Der Vortrag beschäftigt sich mit der Technisierung der großstädtischen Unterhaltungsangebote in den drei Jahrzehnten zwischen 1880 bis 1910, und zwar vorwiegend am Beispiel Berlins. Es wird ein Überblick über die damaligen Möglichkeiten der Freizeitgestaltung in der Stadt und die Rolle der Technik innerhalb von Unterhaltung und Vergnügen gegeben; im zweiten Teil werden die Berliner Freizeitparks, die seit den 1880er Jahren in den Vororten entstanden, näher vorgestellt und als Trainingsort für die heutige "Erlebnisgesellschaft" (G. Schulze) interpretiert.

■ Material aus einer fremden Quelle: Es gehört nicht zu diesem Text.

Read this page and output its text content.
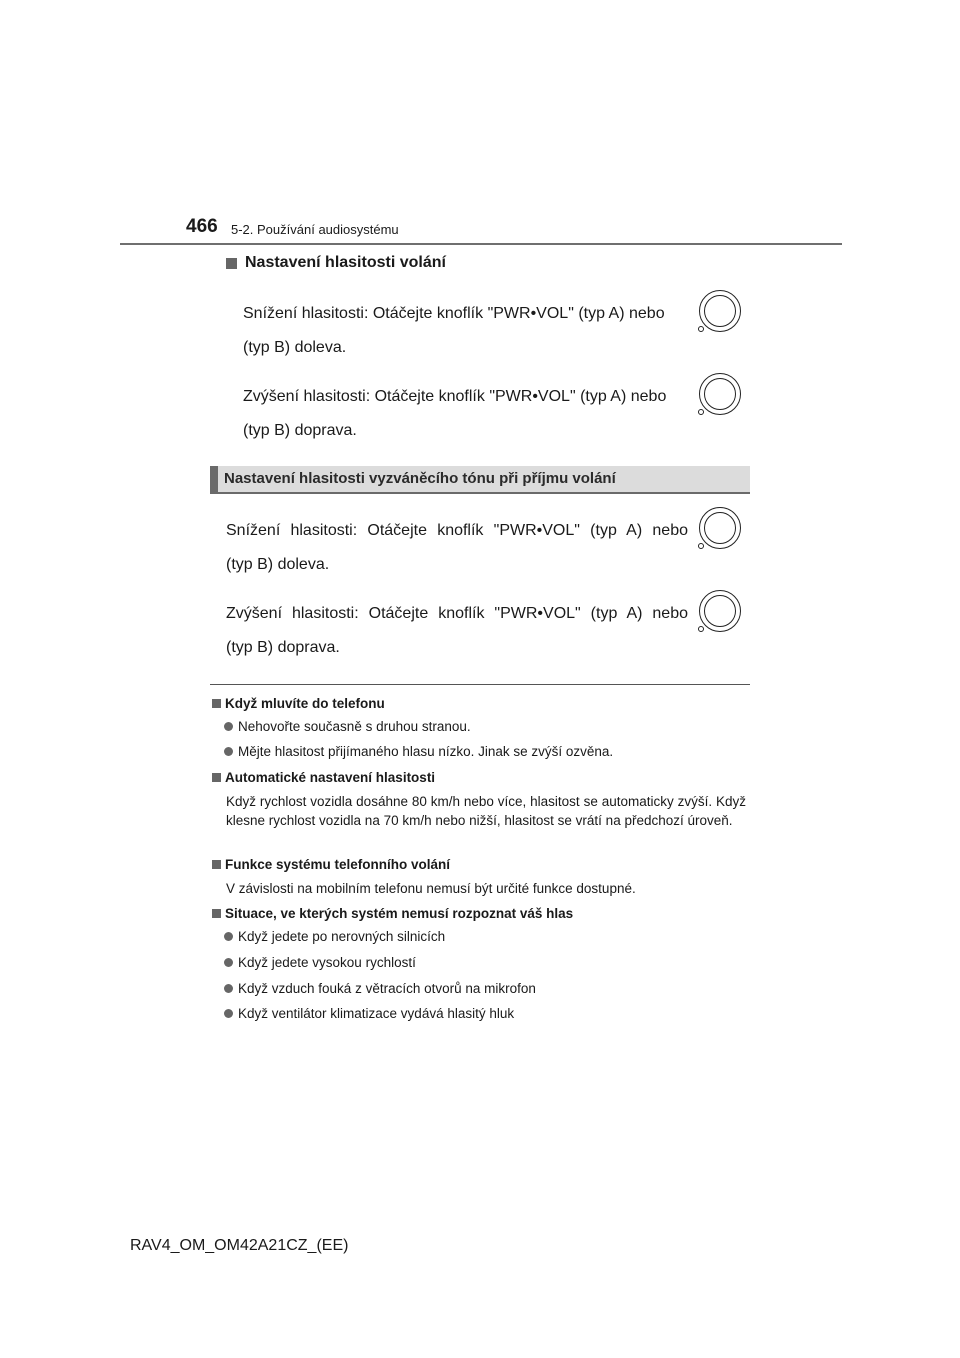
466 5-2. Používání audiosystému
Nastavení hlasitosti volání
Snížení hlasitosti: Otáčejte knoflík "PWR•VOL" (typ A) nebo
(typ B) doleva.
Zvýšení hlasitosti: Otáčejte knoflík "PWR•VOL" (typ A) nebo
(typ B) doprava.
Nastavení hlasitosti vyzváněcího tónu při příjmu volání
Snížení hlasitosti: Otáčejte knoflík "PWR•VOL" (typ A) nebo
(typ B) doleva.
Zvýšení hlasitosti: Otáčejte knoflík "PWR•VOL" (typ A) nebo
(typ B) doprava.
Když mluvíte do telefonu
Nehovořte současně s druhou stranou.
Mějte hlasitost přijímaného hlasu nízko. Jinak se zvýší ozvěna.
Automatické nastavení hlasitosti
Když rychlost vozidla dosáhne 80 km/h nebo více, hlasitost se automaticky zvýší. Když klesne rychlost vozidla na 70 km/h nebo nižší, hlasitost se vrátí na předchozí úroveň.
Funkce systému telefonního volání
V závislosti na mobilním telefonu nemusí být určité funkce dostupné.
Situace, ve kterých systém nemusí rozpoznat váš hlas
Když jedete po nerovných silnicích
Když jedete vysokou rychlostí
Když vzduch fouká z větracích otvorů na mikrofon
Když ventilátor klimatizace vydává hlasitý hluk
RAV4_OM_OM42A21CZ_(EE)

Die Vergnügungsparks der Jahrhundertwende fassten die üblichen zeitgenössischen Attraktionen in einem geschlossenen Areal zusammen und hielten zusätzliche Sensationen wie üppige Beleuchtung, pyrotechnische Schauspiele, Ballonaufstiege oder riesige Fahrgeschäfte bereit. Um ein möglichst breites Publikum zu erreichen, schöpften die Parks sowohl aus der bürgerlichen Unterhaltungskultur (z. B. in Form von Gesellschaftsgärten oder Panoramen) als auch aus der Volkskultur, hier insbesondere aus der Tradition der vorstädtischen Ausflugslokale und den Attraktionen des Jahrmarkts.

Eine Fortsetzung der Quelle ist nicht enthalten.